Toyota engineers stole the show at the Society of Automotive Engineers (SAE) 2007 World Congress, as they buzzed around Cobo Hall’s aisles in the automaker’s one-person i-swing concept vehicle. The three-wheeled i-swing, a so-called “personal mobility vehicle,” captured the attention of attendees when its operator leaned it back and drove it on two wheels. Toyota engineers explained that the i-swing incorporates a feedback loop using a gyroscopic sensor, which enables it to maintain its balance, much like the famed Segway transporter.

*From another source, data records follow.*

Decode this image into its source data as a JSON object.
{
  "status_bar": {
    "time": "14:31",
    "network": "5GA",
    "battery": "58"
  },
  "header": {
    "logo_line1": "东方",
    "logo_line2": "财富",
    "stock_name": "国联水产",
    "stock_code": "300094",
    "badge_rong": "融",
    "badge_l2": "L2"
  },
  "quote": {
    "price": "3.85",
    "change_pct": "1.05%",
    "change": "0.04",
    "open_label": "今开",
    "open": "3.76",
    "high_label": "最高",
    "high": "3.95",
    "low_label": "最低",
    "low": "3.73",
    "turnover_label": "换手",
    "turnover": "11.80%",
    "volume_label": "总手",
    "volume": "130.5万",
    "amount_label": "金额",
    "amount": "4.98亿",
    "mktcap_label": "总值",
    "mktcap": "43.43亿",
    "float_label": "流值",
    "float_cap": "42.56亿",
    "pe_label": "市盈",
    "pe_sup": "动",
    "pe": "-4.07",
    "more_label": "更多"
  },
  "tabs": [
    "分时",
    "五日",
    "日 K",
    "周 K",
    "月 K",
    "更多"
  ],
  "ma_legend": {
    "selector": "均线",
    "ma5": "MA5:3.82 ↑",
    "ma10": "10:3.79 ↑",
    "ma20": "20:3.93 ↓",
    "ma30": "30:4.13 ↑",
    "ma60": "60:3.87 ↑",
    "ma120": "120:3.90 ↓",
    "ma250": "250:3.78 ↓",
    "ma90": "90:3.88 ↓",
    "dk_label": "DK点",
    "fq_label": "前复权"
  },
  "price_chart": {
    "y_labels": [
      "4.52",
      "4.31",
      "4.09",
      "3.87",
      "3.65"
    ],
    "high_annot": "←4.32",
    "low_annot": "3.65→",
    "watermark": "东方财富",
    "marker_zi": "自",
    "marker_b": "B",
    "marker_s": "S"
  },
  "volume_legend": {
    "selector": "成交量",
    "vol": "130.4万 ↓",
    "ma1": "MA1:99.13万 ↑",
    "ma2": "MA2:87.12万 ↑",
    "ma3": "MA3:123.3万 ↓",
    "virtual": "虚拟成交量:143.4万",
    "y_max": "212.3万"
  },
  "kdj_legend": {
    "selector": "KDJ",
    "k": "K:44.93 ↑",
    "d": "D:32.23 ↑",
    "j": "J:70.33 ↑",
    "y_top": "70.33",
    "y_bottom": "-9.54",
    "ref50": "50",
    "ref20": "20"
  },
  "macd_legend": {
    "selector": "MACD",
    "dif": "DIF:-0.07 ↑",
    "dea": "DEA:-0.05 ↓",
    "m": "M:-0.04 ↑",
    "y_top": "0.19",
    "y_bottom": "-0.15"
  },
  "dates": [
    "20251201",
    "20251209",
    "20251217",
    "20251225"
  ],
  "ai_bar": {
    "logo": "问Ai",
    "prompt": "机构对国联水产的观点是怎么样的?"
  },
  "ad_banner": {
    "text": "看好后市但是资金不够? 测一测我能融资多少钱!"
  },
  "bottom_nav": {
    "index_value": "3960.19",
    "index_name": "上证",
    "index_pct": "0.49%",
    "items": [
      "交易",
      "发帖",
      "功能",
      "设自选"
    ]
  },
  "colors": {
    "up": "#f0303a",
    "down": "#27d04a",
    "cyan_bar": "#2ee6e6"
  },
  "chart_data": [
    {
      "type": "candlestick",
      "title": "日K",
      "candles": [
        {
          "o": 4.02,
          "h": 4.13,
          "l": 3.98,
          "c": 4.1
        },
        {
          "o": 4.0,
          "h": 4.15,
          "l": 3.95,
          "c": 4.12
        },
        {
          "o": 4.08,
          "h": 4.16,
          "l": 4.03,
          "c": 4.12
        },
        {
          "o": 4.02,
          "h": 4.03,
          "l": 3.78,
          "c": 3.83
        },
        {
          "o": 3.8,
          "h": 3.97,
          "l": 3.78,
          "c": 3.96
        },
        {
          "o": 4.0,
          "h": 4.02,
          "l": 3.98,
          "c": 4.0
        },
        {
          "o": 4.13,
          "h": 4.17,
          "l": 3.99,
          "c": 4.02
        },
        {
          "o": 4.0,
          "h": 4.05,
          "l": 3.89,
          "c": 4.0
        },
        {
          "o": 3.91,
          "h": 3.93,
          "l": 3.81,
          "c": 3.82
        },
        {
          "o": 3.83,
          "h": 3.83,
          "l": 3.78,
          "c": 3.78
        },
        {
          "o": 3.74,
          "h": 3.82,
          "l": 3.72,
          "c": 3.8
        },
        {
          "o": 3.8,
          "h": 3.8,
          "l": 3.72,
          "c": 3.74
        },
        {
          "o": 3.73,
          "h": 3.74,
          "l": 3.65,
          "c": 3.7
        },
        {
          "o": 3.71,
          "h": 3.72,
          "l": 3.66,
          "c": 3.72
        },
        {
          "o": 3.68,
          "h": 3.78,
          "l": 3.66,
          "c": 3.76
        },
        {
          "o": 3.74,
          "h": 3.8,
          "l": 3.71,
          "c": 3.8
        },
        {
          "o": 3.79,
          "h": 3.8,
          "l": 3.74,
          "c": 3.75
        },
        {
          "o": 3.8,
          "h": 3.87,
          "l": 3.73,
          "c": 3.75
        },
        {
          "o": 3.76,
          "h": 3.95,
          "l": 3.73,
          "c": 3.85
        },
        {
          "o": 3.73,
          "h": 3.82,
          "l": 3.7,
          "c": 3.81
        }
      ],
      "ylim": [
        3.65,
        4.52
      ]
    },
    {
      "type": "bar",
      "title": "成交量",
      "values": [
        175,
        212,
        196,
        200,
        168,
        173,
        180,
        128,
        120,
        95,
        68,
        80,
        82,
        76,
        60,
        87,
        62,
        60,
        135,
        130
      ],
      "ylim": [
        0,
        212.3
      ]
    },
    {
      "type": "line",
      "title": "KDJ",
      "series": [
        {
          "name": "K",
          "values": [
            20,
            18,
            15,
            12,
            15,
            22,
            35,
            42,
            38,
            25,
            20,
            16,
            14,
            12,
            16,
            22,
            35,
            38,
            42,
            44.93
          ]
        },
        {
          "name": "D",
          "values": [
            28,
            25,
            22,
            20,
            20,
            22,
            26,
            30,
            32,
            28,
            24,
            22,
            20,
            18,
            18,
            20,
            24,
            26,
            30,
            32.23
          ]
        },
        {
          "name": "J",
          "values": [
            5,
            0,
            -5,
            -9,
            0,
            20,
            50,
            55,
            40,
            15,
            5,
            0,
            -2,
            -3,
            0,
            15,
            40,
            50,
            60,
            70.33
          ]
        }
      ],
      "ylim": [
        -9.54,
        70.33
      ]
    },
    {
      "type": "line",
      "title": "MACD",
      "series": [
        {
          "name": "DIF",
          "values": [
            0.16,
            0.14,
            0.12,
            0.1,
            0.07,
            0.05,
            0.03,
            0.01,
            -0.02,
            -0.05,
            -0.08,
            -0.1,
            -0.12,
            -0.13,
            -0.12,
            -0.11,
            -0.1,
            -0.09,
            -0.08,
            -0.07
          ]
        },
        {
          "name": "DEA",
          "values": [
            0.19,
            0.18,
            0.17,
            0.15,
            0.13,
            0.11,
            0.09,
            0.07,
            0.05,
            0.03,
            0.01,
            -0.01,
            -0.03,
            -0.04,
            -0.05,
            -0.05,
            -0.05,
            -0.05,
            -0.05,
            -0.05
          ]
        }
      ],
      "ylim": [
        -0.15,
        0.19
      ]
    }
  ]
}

i-swing differs from the Segway, however, in that it allows drivers to sit while they operate it. Toyota designers endowed it with a “wearable” feeling and a low-resistance urethane body covered in cloth. Drivers sit high in the vehicle, enabling them to take up less space on a crowded sidewalk and be at eye-level with surrounding passerby.
“It’s like a person,” said Motoki Yoshino, Toyota’s assembly and maintenance engineer for the i-swing. “It’s the same height as a person, so you can pull up along side other people and easily talk to them.”
The tiny vehicle demonstrated at the auto show also incorporated large LED displays on the front and back, which Toyota said can be used to express the mood of the driver. The LEDs can also display advertisements.
The vehicle at the show was propelled by a DC motor of unspecified power and a lithium-ion battery.
Yoshino said Toyota designed it for use in crowded locales: busy city streets; malls. The company has no plans as yet to put the i-swing into production.